4.0
手放した文学
読み始めたときから、必ず最後まで読んでから評価しようと決めていた。
どんな作品だって結末は大切だが、これは特に、そういう種類の作品だと思ったからである。
不運から多くを失い、自暴自棄になって自殺を決意した男と、その男から強_盗の被害にあった人妻が、北海道へ蟹を食べに行く。
その無茶なストーリーにも、最初は都合よすぎるように思えた人妻のキャラクターにも、不思議と説得力を与える力業は、なかなか大したものだと思った。
平和で、儚く、危うい、二人の死への旅路。
その綴り方は実に叙情的で、ときに詩的で、純文学のそれに近い。
作中、太宰治への言及があったり、人妻の夫が小説家だったり、作者のひとつの意図として、漫画で文学をやる、ということがあったのだろうと思う。
それも、あまりにクラシックな、「心中物」という文学を。
その心意気やよし。
だからこそ、このラストはいただけない。
二人のうち、少なくとも一人は、死ななければいけなかったと私は思う。
というか、読み始めたときから、そういうラストでなければ、少なくとも星五つはつけない、と決めていた。
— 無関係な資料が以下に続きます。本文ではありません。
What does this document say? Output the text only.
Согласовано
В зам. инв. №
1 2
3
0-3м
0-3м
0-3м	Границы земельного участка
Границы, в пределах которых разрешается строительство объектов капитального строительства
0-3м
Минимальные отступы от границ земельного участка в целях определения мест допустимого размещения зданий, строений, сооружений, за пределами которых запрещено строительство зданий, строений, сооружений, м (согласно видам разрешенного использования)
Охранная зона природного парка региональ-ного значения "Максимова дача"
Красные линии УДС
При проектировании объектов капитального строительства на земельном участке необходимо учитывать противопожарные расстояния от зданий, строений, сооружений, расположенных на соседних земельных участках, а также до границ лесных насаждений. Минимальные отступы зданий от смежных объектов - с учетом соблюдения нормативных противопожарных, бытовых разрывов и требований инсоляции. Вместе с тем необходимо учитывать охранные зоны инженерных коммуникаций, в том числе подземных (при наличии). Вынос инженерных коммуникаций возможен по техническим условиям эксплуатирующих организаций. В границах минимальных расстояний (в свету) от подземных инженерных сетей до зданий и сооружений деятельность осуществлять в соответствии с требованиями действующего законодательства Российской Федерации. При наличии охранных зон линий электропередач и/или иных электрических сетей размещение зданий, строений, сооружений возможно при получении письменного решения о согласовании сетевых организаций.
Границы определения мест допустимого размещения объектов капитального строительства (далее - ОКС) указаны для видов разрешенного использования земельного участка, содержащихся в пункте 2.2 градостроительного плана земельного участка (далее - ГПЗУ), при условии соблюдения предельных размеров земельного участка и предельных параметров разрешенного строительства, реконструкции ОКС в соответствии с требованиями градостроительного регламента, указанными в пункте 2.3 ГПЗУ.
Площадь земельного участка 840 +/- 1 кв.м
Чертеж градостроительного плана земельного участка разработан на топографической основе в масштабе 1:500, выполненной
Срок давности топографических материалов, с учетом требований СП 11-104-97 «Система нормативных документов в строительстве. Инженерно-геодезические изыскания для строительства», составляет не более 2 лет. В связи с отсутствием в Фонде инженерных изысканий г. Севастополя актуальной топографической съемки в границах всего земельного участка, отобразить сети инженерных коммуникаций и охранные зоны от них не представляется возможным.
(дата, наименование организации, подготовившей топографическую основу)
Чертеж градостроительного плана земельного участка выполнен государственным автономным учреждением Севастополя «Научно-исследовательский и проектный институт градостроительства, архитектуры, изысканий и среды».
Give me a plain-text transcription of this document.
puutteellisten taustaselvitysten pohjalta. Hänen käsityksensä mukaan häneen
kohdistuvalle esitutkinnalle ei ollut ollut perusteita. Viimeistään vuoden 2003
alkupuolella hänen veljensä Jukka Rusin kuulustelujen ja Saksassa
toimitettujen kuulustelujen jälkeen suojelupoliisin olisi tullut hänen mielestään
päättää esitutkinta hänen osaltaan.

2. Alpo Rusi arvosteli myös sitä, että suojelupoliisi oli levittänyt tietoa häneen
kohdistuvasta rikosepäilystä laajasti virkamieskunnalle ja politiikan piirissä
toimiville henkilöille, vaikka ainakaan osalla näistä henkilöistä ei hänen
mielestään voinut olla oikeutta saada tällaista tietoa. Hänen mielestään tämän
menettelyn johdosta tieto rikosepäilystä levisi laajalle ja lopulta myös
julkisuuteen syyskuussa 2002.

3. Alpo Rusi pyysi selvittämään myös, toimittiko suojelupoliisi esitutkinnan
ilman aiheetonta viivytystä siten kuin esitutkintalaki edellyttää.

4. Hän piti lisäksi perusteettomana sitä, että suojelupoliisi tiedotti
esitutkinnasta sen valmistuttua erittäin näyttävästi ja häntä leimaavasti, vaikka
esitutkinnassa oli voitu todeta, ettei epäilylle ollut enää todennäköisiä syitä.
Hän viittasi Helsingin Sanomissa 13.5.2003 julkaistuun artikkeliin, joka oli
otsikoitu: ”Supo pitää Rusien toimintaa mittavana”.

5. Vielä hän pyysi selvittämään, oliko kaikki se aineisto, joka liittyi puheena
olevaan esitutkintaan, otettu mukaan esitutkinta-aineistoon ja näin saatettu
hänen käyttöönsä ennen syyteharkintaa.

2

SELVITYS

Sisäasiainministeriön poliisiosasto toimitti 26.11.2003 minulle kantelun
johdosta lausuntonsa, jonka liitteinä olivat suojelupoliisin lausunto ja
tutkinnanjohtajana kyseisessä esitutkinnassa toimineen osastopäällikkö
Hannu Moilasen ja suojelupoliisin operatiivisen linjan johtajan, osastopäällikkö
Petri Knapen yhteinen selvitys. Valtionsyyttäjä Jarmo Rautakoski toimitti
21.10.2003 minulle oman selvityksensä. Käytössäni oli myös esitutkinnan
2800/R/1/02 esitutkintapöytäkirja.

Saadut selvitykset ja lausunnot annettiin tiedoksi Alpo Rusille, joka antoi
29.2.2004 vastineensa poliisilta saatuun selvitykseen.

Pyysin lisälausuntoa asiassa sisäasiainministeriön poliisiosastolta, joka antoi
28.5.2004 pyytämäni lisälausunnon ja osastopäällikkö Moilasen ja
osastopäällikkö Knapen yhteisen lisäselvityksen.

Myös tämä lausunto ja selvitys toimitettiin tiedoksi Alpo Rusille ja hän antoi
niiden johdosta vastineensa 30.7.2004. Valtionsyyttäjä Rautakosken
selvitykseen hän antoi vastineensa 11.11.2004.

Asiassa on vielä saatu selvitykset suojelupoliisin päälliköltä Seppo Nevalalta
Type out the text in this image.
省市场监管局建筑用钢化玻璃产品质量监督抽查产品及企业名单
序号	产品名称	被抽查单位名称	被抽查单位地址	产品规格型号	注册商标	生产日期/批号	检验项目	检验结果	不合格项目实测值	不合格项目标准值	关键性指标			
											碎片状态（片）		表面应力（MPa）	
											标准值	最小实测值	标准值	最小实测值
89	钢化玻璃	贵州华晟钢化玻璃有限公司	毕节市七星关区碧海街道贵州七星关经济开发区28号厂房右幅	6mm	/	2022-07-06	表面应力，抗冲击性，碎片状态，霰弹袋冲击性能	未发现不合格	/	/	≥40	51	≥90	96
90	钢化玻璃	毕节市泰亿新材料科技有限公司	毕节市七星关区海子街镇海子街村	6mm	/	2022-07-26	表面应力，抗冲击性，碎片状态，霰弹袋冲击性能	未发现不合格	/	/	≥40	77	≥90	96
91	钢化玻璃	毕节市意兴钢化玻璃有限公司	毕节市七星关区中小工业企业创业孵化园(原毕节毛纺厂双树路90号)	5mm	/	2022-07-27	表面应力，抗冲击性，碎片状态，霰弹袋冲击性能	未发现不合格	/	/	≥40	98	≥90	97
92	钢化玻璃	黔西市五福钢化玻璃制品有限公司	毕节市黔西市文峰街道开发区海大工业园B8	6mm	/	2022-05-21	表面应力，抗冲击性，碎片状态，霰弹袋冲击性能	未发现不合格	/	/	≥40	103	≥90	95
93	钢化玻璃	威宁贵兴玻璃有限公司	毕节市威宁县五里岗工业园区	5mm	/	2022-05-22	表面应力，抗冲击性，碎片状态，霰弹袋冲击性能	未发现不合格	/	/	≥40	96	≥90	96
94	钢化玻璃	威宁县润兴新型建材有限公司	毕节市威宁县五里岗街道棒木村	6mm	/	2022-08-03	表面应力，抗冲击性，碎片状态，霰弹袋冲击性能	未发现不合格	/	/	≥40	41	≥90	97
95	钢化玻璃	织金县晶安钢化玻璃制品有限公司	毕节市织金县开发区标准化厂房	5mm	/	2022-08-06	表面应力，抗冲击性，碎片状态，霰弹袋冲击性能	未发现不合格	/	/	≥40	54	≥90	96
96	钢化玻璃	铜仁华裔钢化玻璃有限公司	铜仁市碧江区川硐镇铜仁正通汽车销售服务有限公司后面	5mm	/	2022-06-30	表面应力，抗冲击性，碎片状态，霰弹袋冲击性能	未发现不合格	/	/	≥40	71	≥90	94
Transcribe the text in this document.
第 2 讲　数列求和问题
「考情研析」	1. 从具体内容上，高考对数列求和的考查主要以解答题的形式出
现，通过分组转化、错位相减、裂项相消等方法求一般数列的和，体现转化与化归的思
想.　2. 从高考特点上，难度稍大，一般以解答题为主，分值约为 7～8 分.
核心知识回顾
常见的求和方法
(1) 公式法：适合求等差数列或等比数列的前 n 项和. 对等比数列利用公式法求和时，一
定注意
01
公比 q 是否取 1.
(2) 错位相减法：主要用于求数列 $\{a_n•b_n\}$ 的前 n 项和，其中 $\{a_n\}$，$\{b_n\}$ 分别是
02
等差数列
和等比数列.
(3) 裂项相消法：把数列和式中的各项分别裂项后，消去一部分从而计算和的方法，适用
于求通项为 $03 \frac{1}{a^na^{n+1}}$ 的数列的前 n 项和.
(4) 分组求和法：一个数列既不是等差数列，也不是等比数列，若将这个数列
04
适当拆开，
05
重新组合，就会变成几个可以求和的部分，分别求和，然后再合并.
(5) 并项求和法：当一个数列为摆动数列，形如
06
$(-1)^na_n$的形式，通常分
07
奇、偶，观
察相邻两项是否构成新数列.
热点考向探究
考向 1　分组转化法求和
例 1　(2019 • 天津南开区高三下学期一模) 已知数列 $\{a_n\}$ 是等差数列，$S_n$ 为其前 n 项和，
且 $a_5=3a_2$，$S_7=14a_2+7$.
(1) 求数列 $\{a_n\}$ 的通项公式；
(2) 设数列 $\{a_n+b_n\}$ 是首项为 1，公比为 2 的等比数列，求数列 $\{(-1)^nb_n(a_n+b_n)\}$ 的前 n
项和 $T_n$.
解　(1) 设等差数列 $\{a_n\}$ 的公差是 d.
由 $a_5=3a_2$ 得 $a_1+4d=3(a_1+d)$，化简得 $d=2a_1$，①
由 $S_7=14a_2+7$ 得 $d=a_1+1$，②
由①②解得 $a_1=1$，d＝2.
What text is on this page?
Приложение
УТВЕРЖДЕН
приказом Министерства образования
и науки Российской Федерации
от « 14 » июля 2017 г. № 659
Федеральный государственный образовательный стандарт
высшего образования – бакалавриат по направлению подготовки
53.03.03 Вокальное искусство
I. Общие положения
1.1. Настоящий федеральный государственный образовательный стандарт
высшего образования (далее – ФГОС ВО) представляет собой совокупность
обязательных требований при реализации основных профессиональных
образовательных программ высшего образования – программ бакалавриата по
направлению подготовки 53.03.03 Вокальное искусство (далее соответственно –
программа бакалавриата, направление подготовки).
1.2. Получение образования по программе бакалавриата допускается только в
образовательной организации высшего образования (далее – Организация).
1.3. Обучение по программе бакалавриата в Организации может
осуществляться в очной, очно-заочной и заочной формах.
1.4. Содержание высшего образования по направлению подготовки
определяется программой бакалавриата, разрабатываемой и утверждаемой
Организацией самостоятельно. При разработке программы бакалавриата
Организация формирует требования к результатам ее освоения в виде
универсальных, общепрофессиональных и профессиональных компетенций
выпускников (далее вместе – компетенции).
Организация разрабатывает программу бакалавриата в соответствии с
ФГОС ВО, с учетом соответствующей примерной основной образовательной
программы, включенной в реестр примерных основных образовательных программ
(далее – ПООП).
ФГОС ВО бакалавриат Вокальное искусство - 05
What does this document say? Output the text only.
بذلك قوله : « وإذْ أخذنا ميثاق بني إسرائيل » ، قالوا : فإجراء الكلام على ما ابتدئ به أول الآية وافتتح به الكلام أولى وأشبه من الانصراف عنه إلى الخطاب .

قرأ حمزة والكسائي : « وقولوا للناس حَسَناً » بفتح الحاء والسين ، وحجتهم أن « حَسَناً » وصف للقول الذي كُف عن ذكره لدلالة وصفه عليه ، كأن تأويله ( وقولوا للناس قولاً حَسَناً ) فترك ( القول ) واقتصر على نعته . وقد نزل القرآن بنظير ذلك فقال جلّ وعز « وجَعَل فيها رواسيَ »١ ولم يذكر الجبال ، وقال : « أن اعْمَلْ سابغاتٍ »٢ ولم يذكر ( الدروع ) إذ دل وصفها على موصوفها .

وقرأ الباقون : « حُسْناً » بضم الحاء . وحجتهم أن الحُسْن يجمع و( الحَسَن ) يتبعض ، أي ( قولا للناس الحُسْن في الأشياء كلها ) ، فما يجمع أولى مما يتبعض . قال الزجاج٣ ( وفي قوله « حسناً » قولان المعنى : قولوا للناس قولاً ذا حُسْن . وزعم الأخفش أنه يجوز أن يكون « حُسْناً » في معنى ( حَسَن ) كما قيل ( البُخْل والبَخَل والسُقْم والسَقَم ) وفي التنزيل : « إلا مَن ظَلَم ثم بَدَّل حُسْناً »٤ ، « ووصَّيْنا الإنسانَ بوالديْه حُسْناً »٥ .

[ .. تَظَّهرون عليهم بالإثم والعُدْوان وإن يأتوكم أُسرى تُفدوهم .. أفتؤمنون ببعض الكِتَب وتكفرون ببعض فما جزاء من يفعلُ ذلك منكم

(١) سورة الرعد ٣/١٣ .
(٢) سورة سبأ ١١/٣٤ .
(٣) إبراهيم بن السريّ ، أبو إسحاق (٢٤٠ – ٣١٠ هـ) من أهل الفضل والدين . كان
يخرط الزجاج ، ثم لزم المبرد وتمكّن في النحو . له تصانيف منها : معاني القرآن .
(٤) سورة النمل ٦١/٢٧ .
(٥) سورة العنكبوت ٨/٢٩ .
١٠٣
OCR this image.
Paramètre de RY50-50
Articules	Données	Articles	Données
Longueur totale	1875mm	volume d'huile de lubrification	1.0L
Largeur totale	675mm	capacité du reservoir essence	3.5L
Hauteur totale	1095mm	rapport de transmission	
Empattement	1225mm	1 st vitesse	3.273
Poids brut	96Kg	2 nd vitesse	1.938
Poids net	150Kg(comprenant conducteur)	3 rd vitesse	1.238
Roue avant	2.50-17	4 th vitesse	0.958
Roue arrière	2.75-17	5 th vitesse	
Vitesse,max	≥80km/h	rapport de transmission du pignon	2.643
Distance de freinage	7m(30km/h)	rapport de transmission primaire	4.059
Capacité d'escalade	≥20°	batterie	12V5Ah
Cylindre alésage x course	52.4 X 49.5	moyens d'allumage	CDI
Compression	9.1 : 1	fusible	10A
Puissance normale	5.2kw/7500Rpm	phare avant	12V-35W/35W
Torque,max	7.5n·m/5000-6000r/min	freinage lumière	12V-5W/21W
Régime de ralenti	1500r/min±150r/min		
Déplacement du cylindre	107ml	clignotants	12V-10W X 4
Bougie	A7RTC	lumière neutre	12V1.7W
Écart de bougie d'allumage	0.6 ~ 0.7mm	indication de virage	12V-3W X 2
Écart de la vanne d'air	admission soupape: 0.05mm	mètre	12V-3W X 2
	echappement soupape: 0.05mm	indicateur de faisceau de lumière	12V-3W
死をもってこそ、それまでの全ての道行きが、深い悲しみとともに、特別な鮮やかさと美しさと切実さで読者の胸に蘇り、また、長く残る。
そういう種類の作品になり得たし、なるべきだった。
いくぶんの偏見を込めて言えば、それが文学だと私は思う。
そういう意味では、文学を志しながら、最後の最後でそれを手放した作品、ということになる。
しかし、作者はそんなこと、わかっていたはずだろう、とも思う。
わかっていながら、こういうふうに、描きたかったのだろう。
描きたかったなら、描くべきだ。
この結末は、作品としての整合性や世界観や完成度よりも、登場人物に対する、作者自身の愛情や愛着を選択したものであるように私には感じられた。
作者はきっと、この二人を、幸せにしてあげたかったのだろう。
その思い入れみたいなものは、嫌いではない。
だから、文学を手放したこの結末の是非を、私はもう、問わない。